Evening Brief – 02.07.24
SLOOS Reports Tighter Lending Standards
The Federal Reserve Senior Loan Officer Opinion Survey (SLOOS), released earlier in the week, showed that through the fourth quarter of 2023 U.S. banks tightened their lending standards – again.
Respondents indicated tighter requirements and lower demand for commercial and industrial (C&I) loans to businesses of all sizes. Furthermore, banks reported tighter requirements and lower demand across all commercial real estate (CRE) loan categories. Credit card, auto, and other consumer lending rules also tightened, while demand fell.
While banks continued to tighten credit, fewer of them did so in the fourth quarter, indicating that the trend may be moderating.
The survey demonstrates that credit conditions are gradually stabilizing, noted Paul Ashworth, chief North American economist at Capital Economics. He observed that the current amount of tightening is consistent with historical norms, implying that credit markets may recover.
“The Fed’s latest Senior Loan Officer Opinion Survey suggests that banks have put last year’s SVB regional bank crisis firmly behind them and, with long-term interest rates markedly lower than the peaks reached last October, loan demand appears to have picked up a little too. The credit squeeze is over,” he said.

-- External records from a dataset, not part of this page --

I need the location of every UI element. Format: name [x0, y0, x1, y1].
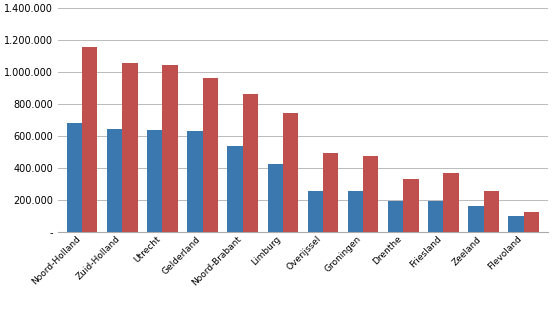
Bar	[363, 156, 379, 232]
Bar	[82, 47, 97, 232]
Bar	[323, 153, 338, 232]
Bar	[203, 78, 218, 232]
Bar	[308, 191, 323, 232]
Bar	[122, 63, 137, 232]
Bar	[348, 191, 363, 232]
Bar	[283, 113, 298, 232]
Bar	[243, 94, 258, 232]
Bar	[484, 191, 499, 232]
Bar	[388, 201, 404, 232]
Bar	[162, 65, 178, 232]
Bar	[443, 173, 459, 232]
Bar	[404, 179, 418, 232]
Bar	[428, 201, 443, 232]
Bar	[147, 130, 162, 232]
Bar	[468, 207, 484, 232]
Bar	[268, 164, 283, 232]
Bar	[67, 123, 82, 232]
Bar	[508, 216, 524, 232]
Bar	[187, 131, 203, 232]
Bar	[227, 146, 243, 232]
Bar	[524, 212, 539, 232]
Bar	[107, 129, 122, 232]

However, some economists remain doubtful that credit challenges have been overcome. James Knightley, chief international economist at ING, highlighted that the survey revealed a decline in the number of questions from potential borrowers about the availability and terms of new credit lines or increases in existing lines.
“This suggests US businesses remain very cautious and are reluctant to put money to work right now, with the report specifically stating that there appears to be decreased customer investment in plant or equipment and decreased financing needs for inventories, accounts receivable, and mergers or acquisitions,” he said in a note.
Although the Federal Reserve has lowered market expectations for a March interest rate cut, many analysts and economists still expect one in May, with the current SLOOS data having no impact on those forecasts.